Andrey Kortunov: Anti-Russ. consensus in Wash. remains strong, even if Trump wins

Andrey Kortunov: “Anti-Russ. consensus in Wash. remains strong, even if Trump wins”

In the first session of a series of sessions titled “Predicting the Unpredictable,” concerning the consequences of Donald Trump’s possible second term as the US president, Dr. Andrey Kortunov, the Academic Director of the Russian International Affairs Council (RIAC) discussed the future of Russia-US relations in a webinar held on May 7. According to him, it will be easier for Trump to interact with Putin, especially since he has always treated Putin with respect – at least officially. Trump, unlike Biden, has never allowed himself to call Putin a “criminal” or a “murderer.” However, what Trump says about the resolution of the conflict between Russia and Ukraine seems more like election talk. It is unlikely that this conflict will be his main priority. Of course, it is possible that he wants to play a similar game, such as a meeting with the North Korean leader, and arrange a meeting between the presidents of Russia and Ukraine, so finally can claim a victory for himself through the news and media coverage. Especially since Trump’s possible efforts to broker a deal with Ukraine may face obstacles, since both Democratic and Republican parties are not willing to accept the compromise he proposes. It is more likely that such a compromise will occur with the mediation of another party, for example, China.
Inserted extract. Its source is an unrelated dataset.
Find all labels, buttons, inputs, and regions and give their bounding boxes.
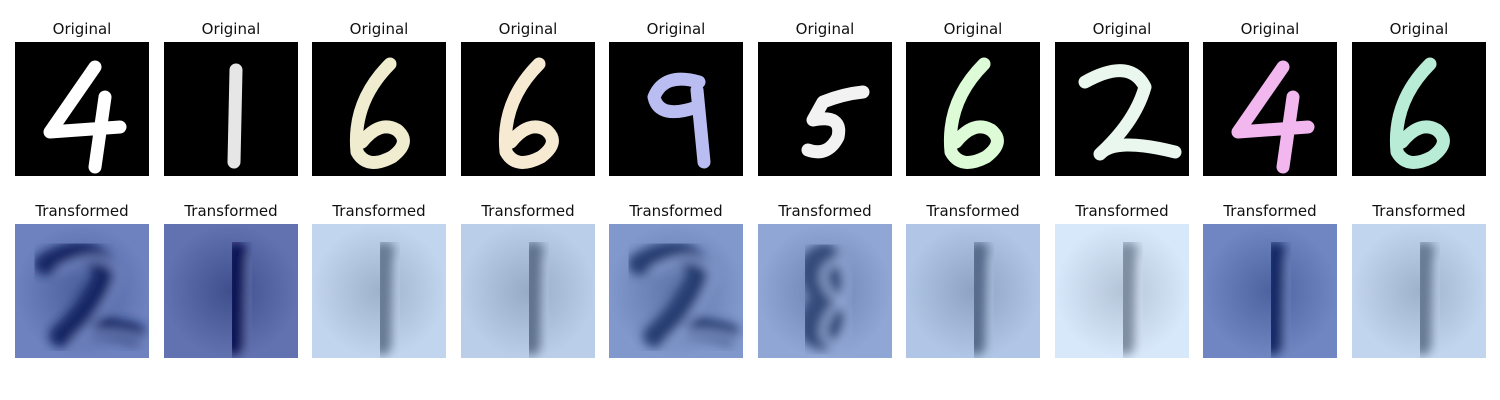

In this regard, the most important red line for Russia in negotiations with Ukraine and the West is security. Russia must make sure that Ukraine will not be used as a fortress that endangers Russia’s security. This means applying some restrictions on the armed forces of Ukraine, adopting a neutral status by Ukraine, taking some confidence-building measures, and reassuring the Russian leadership about the country’s border with Ukraine would be necessary. The second red line concerns the rights of the Russian-speaking people of Ukraine who want to maintain their ties with Russia.

Regarding the US sanctions against Russia, it does not seem that Trump intends to remove these sanctions, but he will only suspend some of them, such as the “Jackson-Vanik amendment.” Currently, there is a strong anti-Russian consensus within the United States, which its change is unlikely in the short term. Regardless of who occupies the White House, such a consensus will limit any efforts to improve the relationship between the US and Russia. Nevertheless, there are opportunities for Russia, China, and Iran in the second term of Donald Trump and Joe Biden. Because when a president is not going to participate in another election, he or she would be more flexible.

Russia’s view of US-China relations is delicate. While Moscow may be interested in some tensions, it would not like to see a complete break-up and possible military conflict, as its severe ramifications would be harmful for the global economy including Russia. It should be noted that if the current conflict between Russia and Ukraine ends with the two sides coming to terms, Americans will be more inclined to focus on China rather than Russia, since China is a serious strategic challenge that they will have to deal with in the coming years.